Critique du volume manga
Publiée le Mardi, 22 Août 2023
Midori en était sûre: en cherchant le bonheur auprès de son conjoint, quitte à se mentir sur les sentiments qu'elle a depuis toujours pour Makimura, elle était sans doute proche d'atteindre son vieux rêve, c'est-à-dire celui de se marier et de fonder une famille, comme la majorité. Mais entre la violence de Tazune, sa manière de lui refiler toutes les tâches du mariage comme si c'était juste une formalité dont il se fiche, et ses propres craintes face à sa grossesse, la jeune femme ne sait plus où elle en est, et se raccroche alors à ses retrouvailles avec Makimura, celle qu'elle a toujours aimée dans le fond.
Makimura, elle, ne peut rester insensible à ce qu'elle ressent: elle qui n'a jamais oublié Midori, elle a un sentiment meilleur au fond de son coeur, ce qui l'aide aussi à supporter certaines réflexions, notamment de sa mère qui lui reproche de ne toujours pas être mariée à quasiment 30 ans, de ne pas lui faire de petits-enfants et de ne pas avoir de "vrai" travail.
Tout simplement, les deux femmes vivent alors leurs retrouvailles comme un véritable espoir et une bouffée d'oxygène face à la vie "normale" que la société semble vouloir leur dicter. Alors quand Komari, l'amie lycéenne de Makimura rencontrée sur internet, lui propose de venir passer quelques jours sur son île natale avec Midori, notre héroïne saisit cette chance.
L'événement essentiel de ce volume est assurément ce petit voyage de trois jours, qui permet à nos deux héroïnes de vivre plein de jolis petits moments ensemble, tout en découvrant plus en détails une jeune fille rafraichissante et accueillante en Komari, Makimura trouvant même son amie du net particulièrement déterminée et courageuse. Seulement, est-ce vraiment le cas ? Komari a elle-même ses secrets, ses problèmes, ses regrets, évidemment liée à son homosexualité qu'elle n'ose pas avouer, au risque de faire du mal au garçon qui a toujours été à ses côtés.

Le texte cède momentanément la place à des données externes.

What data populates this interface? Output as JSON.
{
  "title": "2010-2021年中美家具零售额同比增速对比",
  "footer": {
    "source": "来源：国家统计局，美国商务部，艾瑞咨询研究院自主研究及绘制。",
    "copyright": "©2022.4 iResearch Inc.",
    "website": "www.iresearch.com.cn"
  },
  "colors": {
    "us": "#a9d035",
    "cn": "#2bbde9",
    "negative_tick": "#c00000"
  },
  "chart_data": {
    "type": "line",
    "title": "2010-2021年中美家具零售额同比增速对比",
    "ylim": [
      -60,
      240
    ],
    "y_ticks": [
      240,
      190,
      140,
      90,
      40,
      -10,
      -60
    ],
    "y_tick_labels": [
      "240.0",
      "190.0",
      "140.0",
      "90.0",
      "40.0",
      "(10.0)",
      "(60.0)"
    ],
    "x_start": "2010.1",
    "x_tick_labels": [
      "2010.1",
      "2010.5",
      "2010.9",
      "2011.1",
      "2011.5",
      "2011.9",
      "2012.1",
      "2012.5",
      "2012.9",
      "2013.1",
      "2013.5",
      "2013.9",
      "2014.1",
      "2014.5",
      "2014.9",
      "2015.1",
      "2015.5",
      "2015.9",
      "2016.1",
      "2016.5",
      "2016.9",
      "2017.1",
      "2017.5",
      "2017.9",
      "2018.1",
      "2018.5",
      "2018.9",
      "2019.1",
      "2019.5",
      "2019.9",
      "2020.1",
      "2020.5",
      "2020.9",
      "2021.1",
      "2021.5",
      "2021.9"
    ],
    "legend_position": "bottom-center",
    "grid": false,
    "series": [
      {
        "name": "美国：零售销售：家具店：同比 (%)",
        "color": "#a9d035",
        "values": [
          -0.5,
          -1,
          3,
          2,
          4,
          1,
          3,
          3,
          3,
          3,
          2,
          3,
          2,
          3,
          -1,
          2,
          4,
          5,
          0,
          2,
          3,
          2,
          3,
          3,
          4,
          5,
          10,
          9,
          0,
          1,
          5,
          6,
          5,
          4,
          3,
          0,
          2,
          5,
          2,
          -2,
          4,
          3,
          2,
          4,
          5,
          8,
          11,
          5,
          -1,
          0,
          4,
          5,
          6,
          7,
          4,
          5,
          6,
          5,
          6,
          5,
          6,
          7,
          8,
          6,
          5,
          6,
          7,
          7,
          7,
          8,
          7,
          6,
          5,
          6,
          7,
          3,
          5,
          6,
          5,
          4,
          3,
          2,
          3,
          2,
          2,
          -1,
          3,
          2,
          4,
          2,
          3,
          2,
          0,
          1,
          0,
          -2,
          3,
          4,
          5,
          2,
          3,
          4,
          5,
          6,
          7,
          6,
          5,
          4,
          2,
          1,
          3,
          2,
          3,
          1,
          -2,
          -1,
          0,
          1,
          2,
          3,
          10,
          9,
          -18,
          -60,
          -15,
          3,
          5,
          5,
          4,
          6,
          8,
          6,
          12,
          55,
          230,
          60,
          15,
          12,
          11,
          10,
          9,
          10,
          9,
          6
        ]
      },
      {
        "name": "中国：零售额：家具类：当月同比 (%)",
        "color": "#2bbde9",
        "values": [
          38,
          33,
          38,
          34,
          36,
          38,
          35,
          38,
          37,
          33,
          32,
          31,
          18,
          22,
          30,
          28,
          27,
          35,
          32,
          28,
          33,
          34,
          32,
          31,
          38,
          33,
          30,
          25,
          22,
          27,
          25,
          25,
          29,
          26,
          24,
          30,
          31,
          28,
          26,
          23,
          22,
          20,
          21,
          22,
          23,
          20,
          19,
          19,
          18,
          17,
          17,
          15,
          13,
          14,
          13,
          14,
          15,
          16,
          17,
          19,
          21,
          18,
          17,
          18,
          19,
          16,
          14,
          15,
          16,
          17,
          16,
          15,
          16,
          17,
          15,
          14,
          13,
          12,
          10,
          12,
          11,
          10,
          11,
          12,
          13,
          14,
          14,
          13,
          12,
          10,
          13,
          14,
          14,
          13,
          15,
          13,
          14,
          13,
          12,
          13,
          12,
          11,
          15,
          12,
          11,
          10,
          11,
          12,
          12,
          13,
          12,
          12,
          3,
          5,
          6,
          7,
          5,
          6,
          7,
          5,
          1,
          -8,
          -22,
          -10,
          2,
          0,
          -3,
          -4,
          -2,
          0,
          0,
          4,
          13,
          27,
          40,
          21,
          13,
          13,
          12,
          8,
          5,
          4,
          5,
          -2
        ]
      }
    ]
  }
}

Avec sa narration introspective, son dessin souvent très beau (surtout quand elle met en avant le côté étincelant de ses héroïnes amoureuses dès qu'elles sont ensemble), ou encore sa façon nostalgique de rappeler parfois à la mémoire de nos héroïnes l'époque où elles étaient heureuses ensemble au lycée, et malgré le sentiment que certaines choses vont un peu vite, Battan continue soigneusement de décortiquer le ressenti de ses héroïnes, cette fois-ci accompagnée d'une Komari qui a donc, elle aussi, des choses à transmettre autour d'une idée très nette qui parcourt tout ce tome: la difficulté à sauter le pas quand il le faut, parce qu'on a peur, parce qu'on ne sait pas quel moment saisir pour le faire, ou parce que l'on craint que cela brise une relation. Que ce soit Makimura qui n'ose pas demander à Midori si quelque chose ne va pas au début, Midori qui peine à se confier, Komari qui ne sait pas comment faire son coming out sans blesser son entourage, ou même, dans une moindre mesure, Tazune qui ne sait pas saisir le moment pour s'excuser de l'acte immonde qu'il a fait.
Le prochain tome d'Entre nos mains sera déjà le dernier, et on espère que la dernière ligne droite ne sera pas trop rapide puisque, en l'état actuel des choses, tout boucler en un seul volume semble juste. En attendant de voir ce qu'il en est, il est difficile de ne pas se laisser charmer par le style de Battan, ni de se laisser toucher par la justesse qui se dégage de ses héroïnes.